Упав грудью на стол, Марта забилась в истерике.
— Марта, Марта, не надо. Нас услышат. Успокойся, родная.
Он спрятал ее лицо на своей груди. Она продолжала рыдать, вздрагивая и все порываясь куда-то. Он принес кружку с водой. Она билась головой о стол, разметав волосы, глухо стонала, потому что плакать уже было нельзя. Он ведь знает, что можно, чего нельзя. Но знает ли он, что она не выдержит еще одного такого испытания? Целый день под пулями. Ведь это ее полосовали из автоматов. Она готова любым способом разделаться с ненавистным Лехлером, который добивал
— Петро Захарович, милый, — проговорила она, глотая слезы. — Я ведь всего-навсего женщина, поймите. Меня ежедневно расстреливают тысячи глаз. Но то, что я видела сегодня...
— Сегодня война и завтра война, — сказал тот, кого Марта назвала Петром Захаровичем. — И днем и ночью. Что поделаешь, Марта, коли война? Ты только все запоминай, ничего не забудь... Задача твоя ясна. Зажми сердце...
— «Задача, задача»... Неужто моя задача только в том, чтобы без конца изучать идиотскую биографию Лехлера? Или Рица?
— Когда-нибудь будут изучать биографию Марты. С благодарностью. У нас еще много забот на этой земле, и не следует торопиться. Ты по-прежнему будешь там самой надежной...
Марта молчала, раздумывая над чем-то своим. Потом заговорила о ножике Отто Лехлера. Каждое из двадцати двух лезвий высокосортной стали «золинген» может пригодиться. Как живое существо, ворочался ножик в толстых пальцах Лехлера: «Возьми меня, фрау». Ей показалось, что она сходит с ума. Только что воспламенился бензин, и в яме корчились живые. Об этом сказал ей Шпеер:
— Мне кажется, фрау, что эти типы сработали нечисто. Они торопятся и сжигают людей живьем.
Человек с усами молча слушал рассказ Марты. Ничего не забыла она, ничего не утаила. Недаром она глаза и уши того, кто нынче так внимателен. Он так и сказал ей однажды:
— Отныне ты, Марта, мои глаза и уши. Все видишь, все слышишь, но молчишь до поры. Запомни, ты самая лояльная немка, фольксдойче, ждала, сцепив зубы, прихода соотечественников. Теперь твой праздник. Играем до конца, ты еще сослужишь свою службу.

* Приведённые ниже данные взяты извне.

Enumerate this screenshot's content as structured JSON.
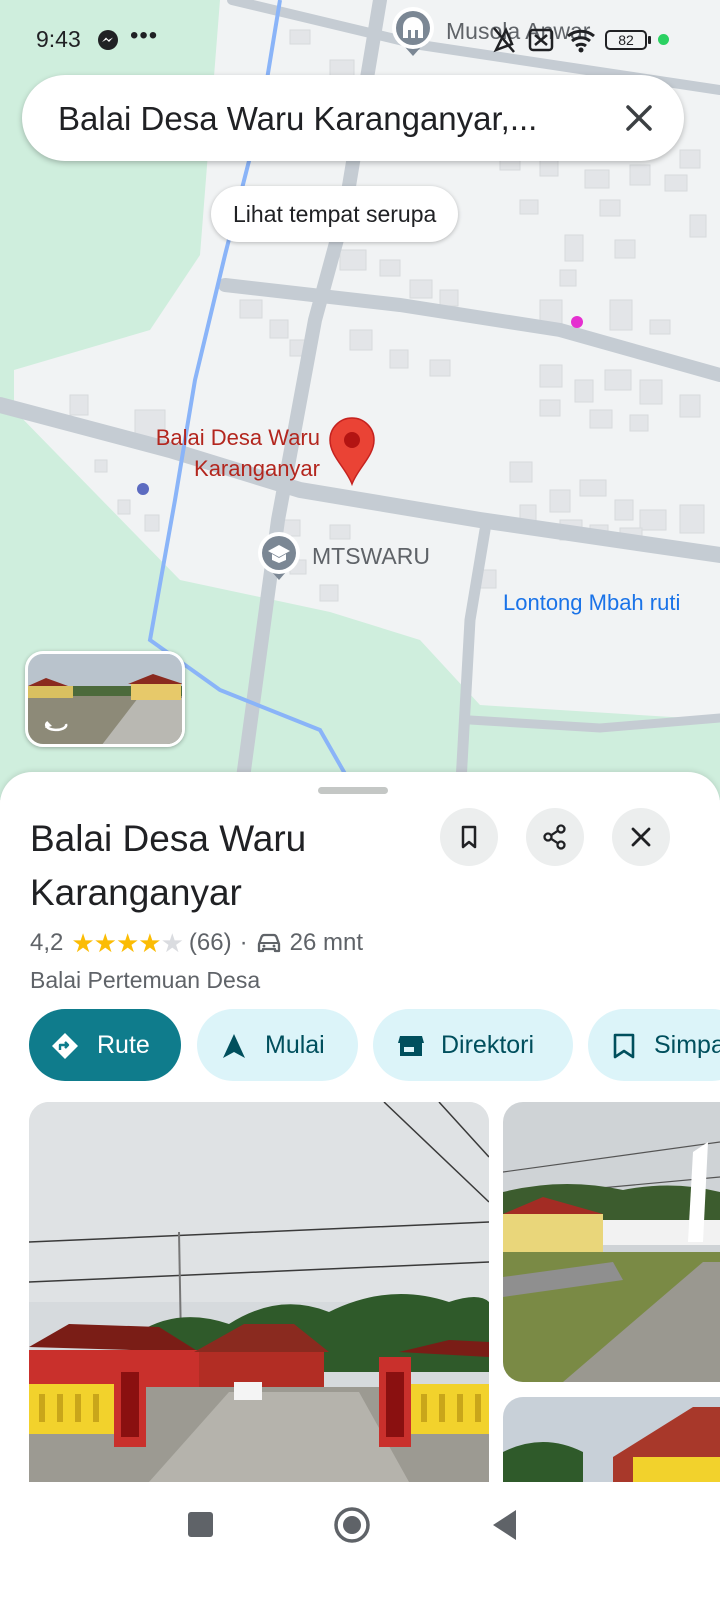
{
  "status_bar": {
    "time": "9:43",
    "dots": "•••",
    "battery": "82",
    "icons": [
      "messenger-icon",
      "location-off-icon",
      "no-sim-icon",
      "wifi-icon",
      "battery-icon"
    ]
  },
  "search": {
    "query": "Balai Desa Waru Karanganyar,..."
  },
  "map": {
    "similar_places_chip": "Lihat tempat serupa",
    "pins": {
      "main": "Balai Desa Waru\nKaranganyar",
      "school": "MTSWARU",
      "restaurant": "Lontong Mbah ruti",
      "mosque": "Musola Anwar"
    },
    "colors": {
      "land": "#cfeedd",
      "built": "#f1f3f4",
      "road": "#c5ccd3",
      "water": "#8ab4f8",
      "pin": "#ea4335"
    }
  },
  "place": {
    "name": "Balai Desa Waru Karanganyar",
    "rating": "4,2",
    "rating_value": 4.2,
    "stars": {
      "full": "★★★★",
      "empty": "★"
    },
    "reviews": "(66)",
    "separator": "·",
    "drive_time": "26 mnt",
    "category": "Balai Pertemuan Desa"
  },
  "actions": {
    "route": "Rute",
    "start": "Mulai",
    "directory": "Direktori",
    "save": "Simpan"
  },
  "colors": {
    "accent": "#0f7c8c",
    "chip": "#dcf4f9",
    "chip_text": "#004f5d",
    "star": "#fbbc04"
  }
}
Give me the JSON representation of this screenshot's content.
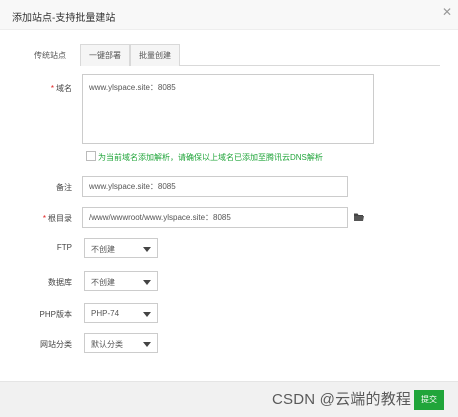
{
  "dialog": {
    "title": "添加站点-支持批量建站"
  },
  "tabs": [
    {
      "label": "传统站点"
    },
    {
      "label": "一键部署"
    },
    {
      "label": "批量创建"
    }
  ],
  "form": {
    "domain": {
      "label": "域名",
      "value": "www.ylspace.site：8085"
    },
    "dns": {
      "label": "为当前域名添加解析，请确保以上域名已添加至腾讯云DNS解析",
      "checked": false
    },
    "remark": {
      "label": "备注",
      "value": "www.ylspace.site：8085"
    },
    "root": {
      "label": "根目录",
      "value": "/www/wwwroot/www.ylspace.site：8085"
    },
    "ftp": {
      "label": "FTP",
      "value": "不创建"
    },
    "database": {
      "label": "数据库",
      "value": "不创建"
    },
    "php": {
      "label": "PHP版本",
      "value": "PHP-74"
    },
    "category": {
      "label": "网站分类",
      "value": "默认分类"
    }
  },
  "footer": {
    "submit_label": "提交"
  },
  "watermark": {
    "text": "CSDN @云端的教程"
  },
  "colors": {
    "accent": "#20a53a",
    "required": "#e02020"
  }
}
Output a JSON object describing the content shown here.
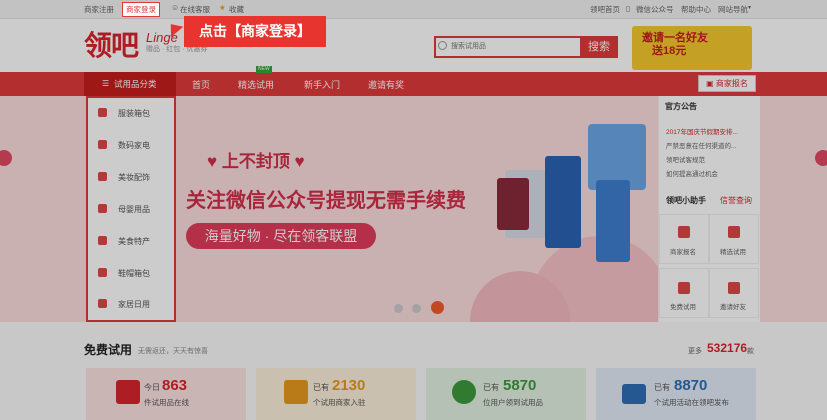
{
  "topbar": {
    "register": "商家注册",
    "login": "商家登录",
    "online_service": "在线客服",
    "favorite": "收藏",
    "welcome": "领吧首页",
    "wechat": "微信公众号",
    "help": "帮助中心",
    "site_nav": "网站导航"
  },
  "header": {
    "logo_cn": "领吧",
    "logo_en": "Linge",
    "slogan": "赠品 · 红包 · 优惠券",
    "search_placeholder": "搜索试用品",
    "search_button": "搜索",
    "promo_line1": "邀请一名好友",
    "promo_line2": "送18元"
  },
  "nav": {
    "categories": "试用品分类",
    "items": [
      "首页",
      "精选试用",
      "新手入门",
      "邀请有奖"
    ],
    "hot_badge": "NEW",
    "merchant_report": "商家报名"
  },
  "side_menu": [
    "服装箱包",
    "数码家电",
    "美妆配饰",
    "母婴用品",
    "美食特产",
    "鞋帽箱包",
    "家居日用"
  ],
  "hero": {
    "line1": "上不封顶",
    "line2": "关注微信公众号提现无需手续费",
    "pill": "海量好物 · 尽在领客联盟"
  },
  "notices": {
    "title": "官方公告",
    "items": [
      "2017年国庆节假期安排...",
      "严禁恶意在任何渠道的...",
      "领吧试客规范",
      "如何提高通过机会"
    ]
  },
  "helper": {
    "tab1": "领吧小助手",
    "tab2": "信誉查询",
    "items": [
      "商家报名",
      "精选试用",
      "免费试用",
      "邀请好友"
    ]
  },
  "free_trial": {
    "title": "免费试用",
    "subtitle": "无需返还，天天有惊喜",
    "count_label": "更多",
    "count_value": "532176",
    "count_unit": "款"
  },
  "stats": [
    {
      "prefix": "今日",
      "number": "863",
      "desc": "件试用品在线"
    },
    {
      "prefix": "已有",
      "number": "2130",
      "desc": "个试用商家入驻"
    },
    {
      "prefix": "已有",
      "number": "5870",
      "desc": "位用户领到试用品"
    },
    {
      "prefix": "已有",
      "number": "8870",
      "desc": "个试用活动在领吧发布"
    }
  ],
  "stat_colors": [
    "#d8262e",
    "#e69a1e",
    "#3c9a3c",
    "#2f6fb5"
  ],
  "callout": "点击【商家登录】"
}
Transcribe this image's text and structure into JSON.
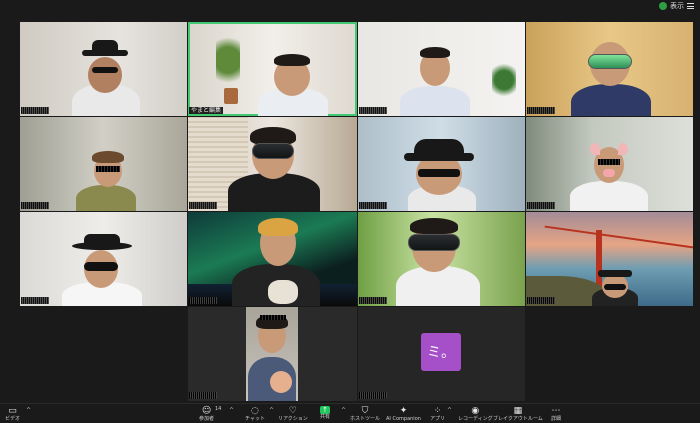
{
  "topbar": {
    "view_label": "表示"
  },
  "tiles": [
    {
      "name": "participant-1",
      "label": ""
    },
    {
      "name": "participant-2",
      "label": "やまと編集"
    },
    {
      "name": "participant-3",
      "label": ""
    },
    {
      "name": "participant-4",
      "label": ""
    },
    {
      "name": "participant-5",
      "label": ""
    },
    {
      "name": "participant-6",
      "label": ""
    },
    {
      "name": "participant-7",
      "label": ""
    },
    {
      "name": "participant-8",
      "label": ""
    },
    {
      "name": "participant-9",
      "label": ""
    },
    {
      "name": "participant-10",
      "label": ""
    },
    {
      "name": "participant-11",
      "label": ""
    },
    {
      "name": "participant-12",
      "label": ""
    },
    {
      "name": "participant-13",
      "label": ""
    },
    {
      "name": "participant-14",
      "label": ""
    }
  ],
  "app_tile": {
    "glyph": "ミ。"
  },
  "toolbar": {
    "video_label": "ビデオ",
    "participants_label": "参加者",
    "participants_count": "14",
    "chat_label": "チャット",
    "reactions_label": "リアクション",
    "share_label": "共有",
    "host_tools_label": "ホストツール",
    "ai_companion_label": "AI Companion",
    "apps_label": "アプリ",
    "record_label": "レコーディング",
    "breakout_label": "ブレイクアウトルーム",
    "more_label": "詳細"
  },
  "colors": {
    "accent_green": "#42c873",
    "share_green": "#22c55e",
    "app_purple": "#a550c9"
  }
}
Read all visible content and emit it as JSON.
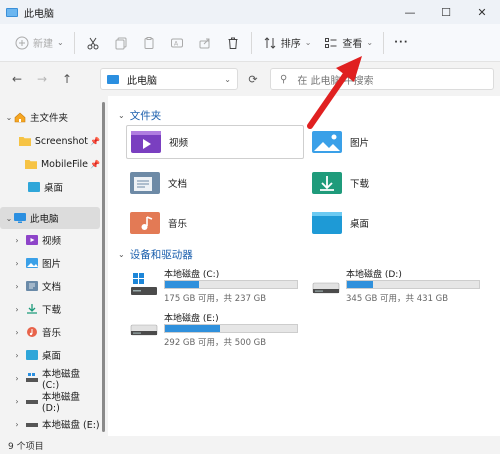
{
  "window": {
    "title": "此电脑",
    "controls": [
      "—",
      "☐",
      "✕"
    ]
  },
  "toolbar": {
    "new_label": "新建",
    "sort_label": "排序",
    "view_label": "查看",
    "more_label": "···"
  },
  "address": {
    "path": "此电脑"
  },
  "search": {
    "placeholder": "在 此电脑 中搜索"
  },
  "sidebar": {
    "items": [
      {
        "label": "主文件夹",
        "icon": "home-icon"
      },
      {
        "label": "Screenshot",
        "icon": "folder-icon"
      },
      {
        "label": "MobileFile",
        "icon": "folder-icon"
      },
      {
        "label": "桌面",
        "icon": "desktop-icon"
      },
      {
        "label": "此电脑",
        "icon": "pc-icon"
      },
      {
        "label": "视频",
        "icon": "videos-icon"
      },
      {
        "label": "图片",
        "icon": "pictures-icon"
      },
      {
        "label": "文档",
        "icon": "documents-icon"
      },
      {
        "label": "下载",
        "icon": "downloads-icon"
      },
      {
        "label": "音乐",
        "icon": "music-icon"
      },
      {
        "label": "桌面",
        "icon": "desktop-icon"
      },
      {
        "label": "本地磁盘 (C:)",
        "icon": "drive-icon"
      },
      {
        "label": "本地磁盘 (D:)",
        "icon": "drive-icon"
      },
      {
        "label": "本地磁盘 (E:)",
        "icon": "drive-icon"
      }
    ]
  },
  "main": {
    "folders_heading": "文件夹",
    "folders": [
      {
        "label": "视频",
        "icon": "videos-icon"
      },
      {
        "label": "图片",
        "icon": "pictures-icon"
      },
      {
        "label": "文档",
        "icon": "documents-icon"
      },
      {
        "label": "下载",
        "icon": "downloads-icon"
      },
      {
        "label": "音乐",
        "icon": "music-icon"
      },
      {
        "label": "桌面",
        "icon": "desktop-icon"
      }
    ],
    "drives_heading": "设备和驱动器",
    "drives": [
      {
        "name": "本地磁盘 (C:)",
        "free": "175 GB 可用，共 237 GB",
        "used_fraction": 0.26
      },
      {
        "name": "本地磁盘 (D:)",
        "free": "345 GB 可用，共 431 GB",
        "used_fraction": 0.2
      },
      {
        "name": "本地磁盘 (E:)",
        "free": "292 GB 可用，共 500 GB",
        "used_fraction": 0.42
      }
    ]
  },
  "status": {
    "count": "9 个项目"
  },
  "colors": {
    "accent": "#2f90dc",
    "annotation": "#e02020",
    "heading": "#1b5fad"
  }
}
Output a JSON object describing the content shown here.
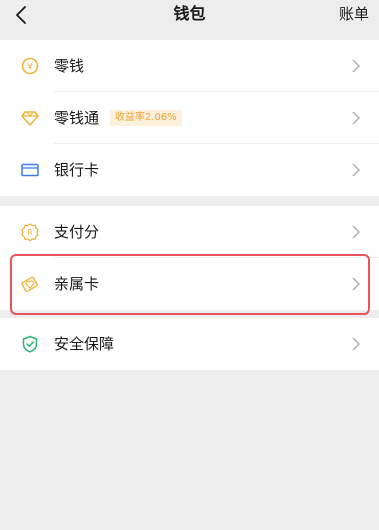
{
  "header": {
    "title": "钱包",
    "bill_label": "账单",
    "back_icon": "chevron-left-icon"
  },
  "groups": [
    {
      "items": [
        {
          "key": "change",
          "label": "零钱",
          "icon": "yen-coin-icon"
        },
        {
          "key": "licaitong",
          "label": "零钱通",
          "icon": "diamond-icon",
          "badge": "收益率2.06%"
        },
        {
          "key": "bankcard",
          "label": "银行卡",
          "icon": "card-icon"
        }
      ]
    },
    {
      "items": [
        {
          "key": "payscore",
          "label": "支付分",
          "icon": "score-badge-icon"
        },
        {
          "key": "familycard",
          "label": "亲属卡",
          "icon": "heart-card-icon",
          "highlighted": true
        },
        {
          "key": "security",
          "label": "安全保障",
          "icon": "shield-icon"
        }
      ]
    }
  ],
  "colors": {
    "background": "#ededed",
    "card": "#ffffff",
    "icon_gold": "#f0b43c",
    "icon_blue": "#3d7fe0",
    "icon_green": "#2bb673",
    "badge_bg": "#fdf0dc",
    "badge_text": "#e8a33a",
    "highlight_border": "#e8545a"
  }
}
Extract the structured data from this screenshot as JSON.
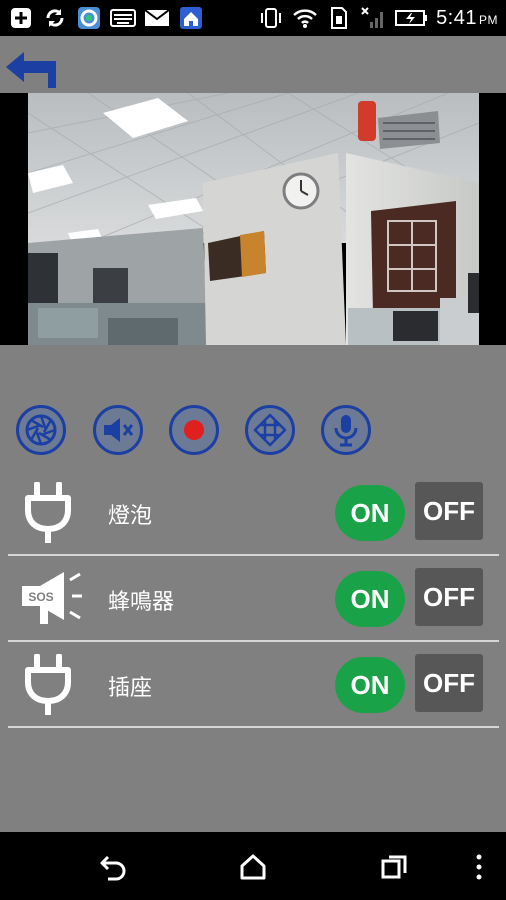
{
  "status_bar": {
    "time": "5:41",
    "ampm": "PM",
    "icons": [
      "add-icon",
      "sync-icon",
      "app-circle-icon",
      "keyboard-icon",
      "mail-icon",
      "home-app-icon",
      "vibrate-icon",
      "wifi-icon",
      "sim-icon",
      "no-signal-icon",
      "battery-charging-icon"
    ]
  },
  "header": {
    "back_icon": "back-arrow-icon"
  },
  "camera": {
    "description_icon": "camera-feed"
  },
  "controls": [
    {
      "name": "snapshot-button",
      "icon": "aperture-icon"
    },
    {
      "name": "mute-button",
      "icon": "speaker-mute-icon"
    },
    {
      "name": "record-button",
      "icon": "record-icon"
    },
    {
      "name": "ptz-button",
      "icon": "direction-pad-icon"
    },
    {
      "name": "microphone-button",
      "icon": "microphone-icon"
    }
  ],
  "devices": [
    {
      "label": "燈泡",
      "icon": "plug-icon",
      "on_label": "ON",
      "off_label": "OFF"
    },
    {
      "label": "蜂鳴器",
      "icon": "sos-megaphone-icon",
      "icon_text": "SOS",
      "on_label": "ON",
      "off_label": "OFF"
    },
    {
      "label": "插座",
      "icon": "plug-icon",
      "on_label": "ON",
      "off_label": "OFF"
    }
  ],
  "colors": {
    "app_background": "#808080",
    "accent_blue": "#1b3fa3",
    "on_green": "#1aa248",
    "off_gray": "#575757",
    "record_red": "#e0201f"
  },
  "nav_bar": {
    "icons": [
      "back-nav-icon",
      "home-nav-icon",
      "recents-nav-icon",
      "menu-dots-icon"
    ]
  }
}
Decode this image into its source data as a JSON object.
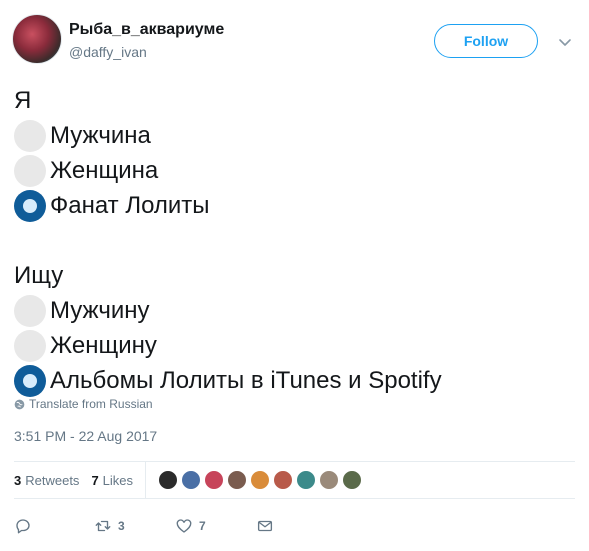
{
  "user": {
    "display_name": "Рыба_в_аквариуме",
    "handle": "@daffy_ivan",
    "follow_label": "Follow"
  },
  "tweet": {
    "lines": [
      {
        "text": "Я",
        "radio": "none"
      },
      {
        "text": "Мужчина",
        "radio": "off"
      },
      {
        "text": "Женщина",
        "radio": "off"
      },
      {
        "text": "Фанат Лолиты",
        "radio": "on"
      },
      {
        "text": "",
        "radio": "none"
      },
      {
        "text": "Ищу",
        "radio": "none"
      },
      {
        "text": "Мужчину",
        "radio": "off"
      },
      {
        "text": "Женщину",
        "radio": "off"
      },
      {
        "text": "Альбомы Лолиты в iTunes и Spotify",
        "radio": "on"
      }
    ],
    "translate_label": "Translate from Russian",
    "timestamp": "3:51 PM - 22 Aug 2017"
  },
  "stats": {
    "retweets_count": "3",
    "retweets_label": "Retweets",
    "likes_count": "7",
    "likes_label": "Likes",
    "liker_avatar_colors": [
      "#2b2b2b",
      "#4a6fa5",
      "#c7445a",
      "#7a5c4f",
      "#d98c3a",
      "#b85a4a",
      "#3c8a8a",
      "#9a8a7a",
      "#5a6a4a"
    ]
  },
  "actions": {
    "reply_count": "",
    "retweet_count": "3",
    "like_count": "7"
  },
  "colors": {
    "accent": "#1da1f2",
    "radio_on": "#0f5c99",
    "radio_off": "#e8e8e8",
    "muted": "#657786"
  }
}
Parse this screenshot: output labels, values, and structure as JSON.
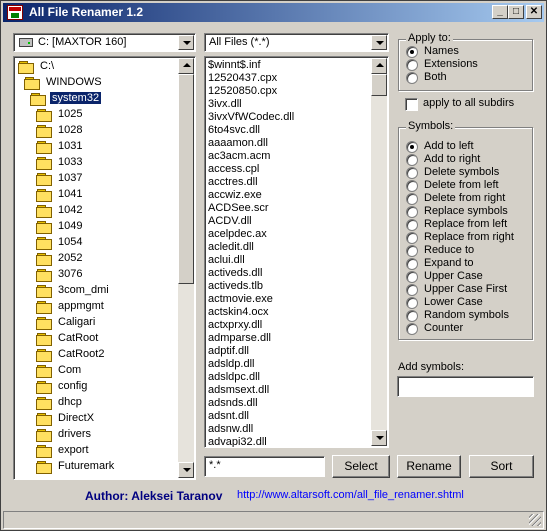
{
  "window": {
    "title": "All File Renamer 1.2",
    "minimize": "_",
    "maximize": "□",
    "close": "✕"
  },
  "drive": {
    "selected": "C: [MAXTOR 160]",
    "icon": "hard-drive-icon"
  },
  "filter": {
    "selected": "All Files (*.*)"
  },
  "tree": {
    "items": [
      {
        "label": "C:\\",
        "depth": 0,
        "open": true
      },
      {
        "label": "WINDOWS",
        "depth": 1,
        "open": true
      },
      {
        "label": "system32",
        "depth": 2,
        "open": true,
        "selected": true
      },
      {
        "label": "1025",
        "depth": 3
      },
      {
        "label": "1028",
        "depth": 3
      },
      {
        "label": "1031",
        "depth": 3
      },
      {
        "label": "1033",
        "depth": 3
      },
      {
        "label": "1037",
        "depth": 3
      },
      {
        "label": "1041",
        "depth": 3
      },
      {
        "label": "1042",
        "depth": 3
      },
      {
        "label": "1049",
        "depth": 3
      },
      {
        "label": "1054",
        "depth": 3
      },
      {
        "label": "2052",
        "depth": 3
      },
      {
        "label": "3076",
        "depth": 3
      },
      {
        "label": "3com_dmi",
        "depth": 3
      },
      {
        "label": "appmgmt",
        "depth": 3
      },
      {
        "label": "Caligari",
        "depth": 3
      },
      {
        "label": "CatRoot",
        "depth": 3
      },
      {
        "label": "CatRoot2",
        "depth": 3
      },
      {
        "label": "Com",
        "depth": 3
      },
      {
        "label": "config",
        "depth": 3
      },
      {
        "label": "dhcp",
        "depth": 3
      },
      {
        "label": "DirectX",
        "depth": 3
      },
      {
        "label": "drivers",
        "depth": 3
      },
      {
        "label": "export",
        "depth": 3
      },
      {
        "label": "Futuremark",
        "depth": 3
      }
    ]
  },
  "files": [
    "$winnt$.inf",
    "12520437.cpx",
    "12520850.cpx",
    "3ivx.dll",
    "3ivxVfWCodec.dll",
    "6to4svc.dll",
    "aaaamon.dll",
    "ac3acm.acm",
    "access.cpl",
    "acctres.dll",
    "accwiz.exe",
    "ACDSee.scr",
    "ACDV.dll",
    "acelpdec.ax",
    "acledit.dll",
    "aclui.dll",
    "activeds.dll",
    "activeds.tlb",
    "actmovie.exe",
    "actskin4.ocx",
    "actxprxy.dll",
    "admparse.dll",
    "adptif.dll",
    "adsldp.dll",
    "adsldpc.dll",
    "adsmsext.dll",
    "adsnds.dll",
    "adsnt.dll",
    "adsnw.dll",
    "advapi32.dll"
  ],
  "mask_input": {
    "value": "*.*"
  },
  "buttons": {
    "select": "Select",
    "rename": "Rename",
    "sort": "Sort"
  },
  "apply_to": {
    "title": "Apply to:",
    "options": [
      {
        "label": "Names",
        "checked": true
      },
      {
        "label": "Extensions",
        "checked": false
      },
      {
        "label": "Both",
        "checked": false
      }
    ],
    "subdirs_label": "apply to all subdirs",
    "subdirs_checked": false
  },
  "symbols": {
    "title": "Symbols:",
    "options": [
      {
        "label": "Add to left",
        "checked": true
      },
      {
        "label": "Add to right",
        "checked": false
      },
      {
        "label": "Delete symbols",
        "checked": false
      },
      {
        "label": "Delete from left",
        "checked": false
      },
      {
        "label": "Delete from right",
        "checked": false
      },
      {
        "label": "Replace symbols",
        "checked": false
      },
      {
        "label": "Replace from left",
        "checked": false
      },
      {
        "label": "Replace from right",
        "checked": false
      },
      {
        "label": "Reduce to",
        "checked": false
      },
      {
        "label": "Expand to",
        "checked": false
      },
      {
        "label": "Upper Case",
        "checked": false
      },
      {
        "label": "Upper Case First",
        "checked": false
      },
      {
        "label": "Lower Case",
        "checked": false
      },
      {
        "label": "Random symbols",
        "checked": false
      },
      {
        "label": "Counter",
        "checked": false
      }
    ]
  },
  "add_symbols": {
    "label": "Add symbols:",
    "value": ""
  },
  "footer": {
    "author": "Author: Aleksei Taranov",
    "url": "http://www.altarsoft.com/all_file_renamer.shtml"
  },
  "colors": {
    "title_start": "#0a246a",
    "selection": "#0a246a",
    "author": "#000080",
    "link": "#0000ff"
  }
}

Он многое с тех пор узнал. Кто-то устранил Канавку. Начальник гестапо, длинный Ботте, сказал Марте, что это — дело рук партизан. Значит, есть они, мстители. Марта докладывала Петру Захаровичу о Лехлере и Рице. Риц показал ей листовку, которую она с удовольствием перевела:
— «Я, Канавка, подлый сын украинского народа, вскормившего и вырастившего меня. Отныне я сделался собакой, я буду бить беззащитного и гнать голодного со двора. С Советами я все порываю, немцам продаюсь телом и душой...»
Это все, что ей удалось запомнить. Петр Захарович сказал, что надо побольше таких листовок распространить среди населения, и в первую очередь среди ее подчиненных. Через день он вручил ей пачку.
Марта вызвалась заготовить для администрации гусей и мед. Она не раз уже ездила за продуктами в деревню. Лехлер предоставил ей свою машину, не подозревая, сколько листовок хранится у нее в укромных местах. Марта привезла к вечеру битую птицу, бидон меду и несколько бутылок самогона. Шпеер одобрительно улыбался, словно догадывался о тайных бумагах. Лехлер жрал мед ложками, давился душистым хлебом, также привезенным Мартой, похваливал переводчицу и сулил ей завидное будущее.